A: As stated, the theorem is false. Consider $f(x)=\ln(x+1)$. Restate it as $f(x)+f(y)=f(xy)$ for all $x,y>0$ and $f(1)=0$ and $f$ is continuous then $f(x)=k\ln(x)$ for some constant k.
Let's consider that problem instead. $f(x)+f(x)=f(x^2)$, $f(x)+2f(x)=f(x^3)$, etc. By induction you can prove $nf(x)=f(x^n)$ for all integers n. Making the transformation $x\to x^{1/n}$ you get that $f(x^{1/n})=\frac{1}{n}f(x)$ therefore $f(x^{p/q})=\frac{p}{q}f(x)$ for all integers p,q. Then since we required f to be continuous, $f(x^\alpha)=\alpha f(x)$ for all $\alpha\in\mathbb{R}$. WLOG let $f(e)=1$ then $f(e^x)=x$, in other words f is the inverse of $e^x$ so $f(x)=\ln(x)$ then the whole family of solutions is just scaling that by a constant factor.
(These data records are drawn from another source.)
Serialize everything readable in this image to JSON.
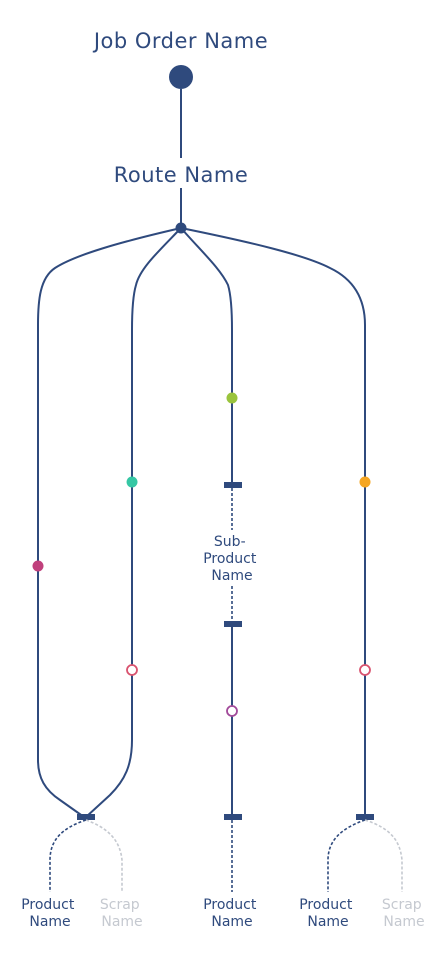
{
  "job": {
    "title": "Job Order Name"
  },
  "route": {
    "name": "Route Name"
  },
  "labels": {
    "sub_product_line1": "Sub-",
    "sub_product_line2": "Product",
    "sub_product_line3": "Name",
    "product_line1": "Product",
    "product_line2": "Name",
    "scrap_line1": "Scrap",
    "scrap_line2": "Name"
  },
  "colors": {
    "navy": "#2f4a7d",
    "pink": "#c0407c",
    "teal": "#35c7a4",
    "lime": "#9ac43d",
    "orange": "#f5a623",
    "hollow_pink": "#d9536f",
    "hollow_purple": "#a24a9a",
    "scrap_gray": "#c5c9d0"
  },
  "icons": {
    "job_node": "filled-circle",
    "route_node": "filled-dot",
    "operation_node": "colored-dot",
    "inspection_node": "hollow-circle",
    "output_node": "horizontal-bar"
  }
}
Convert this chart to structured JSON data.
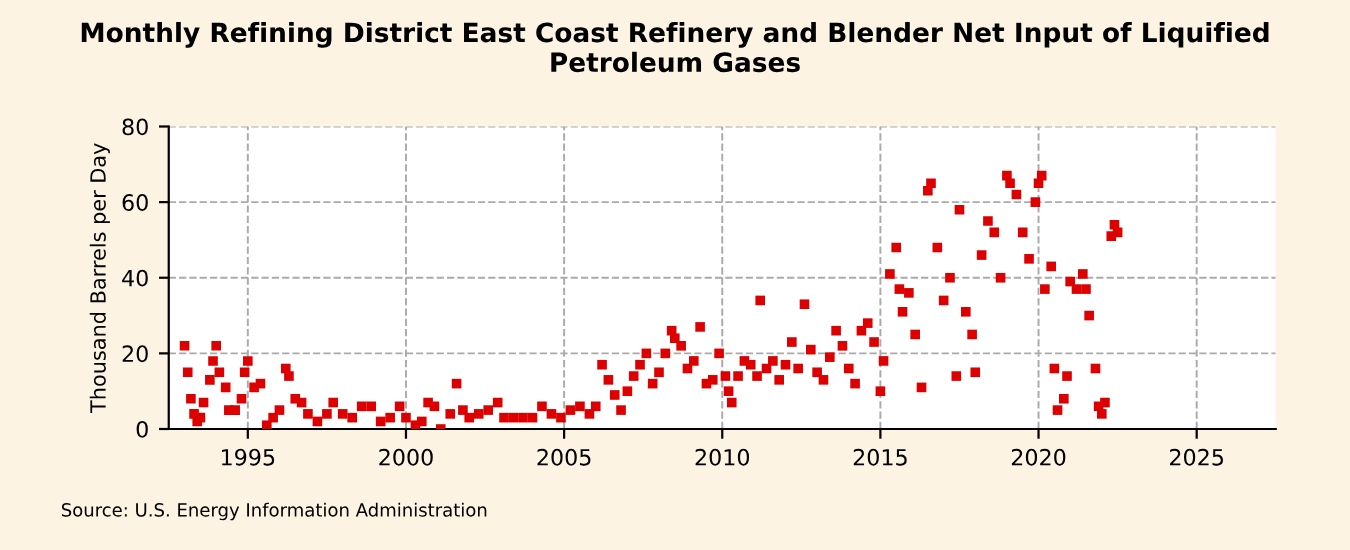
{
  "chart_data": {
    "type": "scatter",
    "title": "Monthly Refining District East Coast Refinery and Blender Net Input of Liquified Petroleum Gases",
    "ylabel": "Thousand Barrels per Day",
    "annotations": [
      "Source: U.S. Energy Information Administration"
    ],
    "x": [
      1993.0,
      1993.1,
      1993.2,
      1993.3,
      1993.4,
      1993.5,
      1993.6,
      1993.8,
      1993.9,
      1994.0,
      1994.1,
      1994.3,
      1994.4,
      1994.6,
      1994.8,
      1994.9,
      1995.0,
      1995.2,
      1995.4,
      1995.6,
      1995.8,
      1996.0,
      1996.2,
      1996.3,
      1996.5,
      1996.7,
      1996.9,
      1997.2,
      1997.5,
      1997.7,
      1998.0,
      1998.3,
      1998.6,
      1998.9,
      1999.2,
      1999.5,
      1999.8,
      2000.0,
      2000.3,
      2000.5,
      2000.7,
      2000.9,
      2001.1,
      2001.4,
      2001.6,
      2001.8,
      2002.0,
      2002.3,
      2002.6,
      2002.9,
      2003.1,
      2003.4,
      2003.7,
      2004.0,
      2004.3,
      2004.6,
      2004.9,
      2005.2,
      2005.5,
      2005.8,
      2006.0,
      2006.2,
      2006.4,
      2006.6,
      2006.8,
      2007.0,
      2007.2,
      2007.4,
      2007.6,
      2007.8,
      2008.0,
      2008.2,
      2008.4,
      2008.5,
      2008.7,
      2008.9,
      2009.1,
      2009.3,
      2009.5,
      2009.7,
      2009.9,
      2010.1,
      2010.2,
      2010.3,
      2010.5,
      2010.7,
      2010.9,
      2011.1,
      2011.2,
      2011.4,
      2011.6,
      2011.8,
      2012.0,
      2012.2,
      2012.4,
      2012.6,
      2012.8,
      2013.0,
      2013.2,
      2013.4,
      2013.6,
      2013.8,
      2014.0,
      2014.2,
      2014.4,
      2014.6,
      2014.8,
      2015.0,
      2015.1,
      2015.3,
      2015.5,
      2015.6,
      2015.7,
      2015.9,
      2016.1,
      2016.3,
      2016.5,
      2016.6,
      2016.8,
      2017.0,
      2017.2,
      2017.4,
      2017.5,
      2017.7,
      2017.9,
      2018.0,
      2018.2,
      2018.4,
      2018.6,
      2018.8,
      2019.0,
      2019.1,
      2019.3,
      2019.5,
      2019.7,
      2019.9,
      2020.0,
      2020.1,
      2020.2,
      2020.4,
      2020.5,
      2020.6,
      2020.8,
      2020.9,
      2021.0,
      2021.2,
      2021.4,
      2021.5,
      2021.6,
      2021.8,
      2021.9,
      2022.0,
      2022.1,
      2022.3,
      2022.4,
      2022.5
    ],
    "series": [
      {
        "color": "#dd0000",
        "values": [
          22,
          15,
          8,
          4,
          2,
          3,
          7,
          13,
          18,
          22,
          15,
          11,
          5,
          5,
          8,
          15,
          18,
          11,
          12,
          1,
          3,
          5,
          16,
          14,
          8,
          7,
          4,
          2,
          4,
          7,
          4,
          3,
          6,
          6,
          2,
          3,
          6,
          3,
          1,
          2,
          7,
          6,
          0,
          4,
          12,
          5,
          3,
          4,
          5,
          7,
          3,
          3,
          3,
          3,
          6,
          4,
          3,
          5,
          6,
          4,
          6,
          17,
          13,
          9,
          5,
          10,
          14,
          17,
          20,
          12,
          15,
          20,
          26,
          24,
          22,
          16,
          18,
          27,
          12,
          13,
          20,
          14,
          10,
          7,
          14,
          18,
          17,
          14,
          34,
          16,
          18,
          13,
          17,
          23,
          16,
          33,
          21,
          15,
          13,
          19,
          26,
          22,
          16,
          12,
          26,
          28,
          23,
          10,
          18,
          41,
          48,
          37,
          31,
          36,
          25,
          11,
          63,
          65,
          48,
          34,
          40,
          14,
          58,
          31,
          25,
          15,
          46,
          55,
          52,
          40,
          67,
          65,
          62,
          52,
          45,
          60,
          65,
          67,
          37,
          43,
          16,
          5,
          8,
          14,
          39,
          37,
          41,
          37,
          30,
          16,
          6,
          4,
          7,
          51,
          54,
          52
        ]
      }
    ],
    "xlim": [
      1992.5,
      2027.5
    ],
    "xticks": [
      1995,
      2000,
      2005,
      2010,
      2015,
      2020,
      2025
    ],
    "ylim": [
      0,
      80
    ],
    "yticks": [
      0,
      20,
      40,
      60,
      80
    ],
    "grid": true,
    "marker": "square",
    "legend": false
  }
}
A: You don't necessarily know that $f$ is differentiable. The comments/answers in the question you linked to suggest it's much easier to show that if $g(x+y)=g(x)+g(y)$ for all $x,y$ and $g$ is continuous, then $g(x)=ax$ for some $a$. 
The function $f\circ \exp$ satisfies 
\begin{align*}
(f\circ \exp)(x+y))&=f(e^{x+y})\\
&=f(e^xe^y)\\
&=f(e^x)+f(e^y)\\
&=(f\circ \exp)(x)+(f\circ \exp)(y).
\end{align*}
So you know $f\circ \exp = ax$ for some $a$, so $f(x)=f(e^{\ln x})=(f\circ \exp)(\ln x)=a\ln x$.
You must have $b=0$, because for nonzero $b$, 
$$a\ln(xy)+b=a\ln x + a\ln y +b \neq (a \ln x + b)+(a \ln y + b).$$
A: I commited a mistake when derivating. Let $u=xy$, then:
$$\partial_x f(xy) = \dfrac{df}{du}y = \dfrac{df}{dx}.$$
Now I derivate w.r.t. $y$:
$$\partial_y \left(\dfrac{df}{du}\right)y + \dfrac{df}{du} = 0.$$
This implies
$$\dfrac{d^2f(u)}{du^2} \overbrace{xy}^{u} + \dfrac{df}{du} = 0$$
Solving this differential equation yields the desired solution.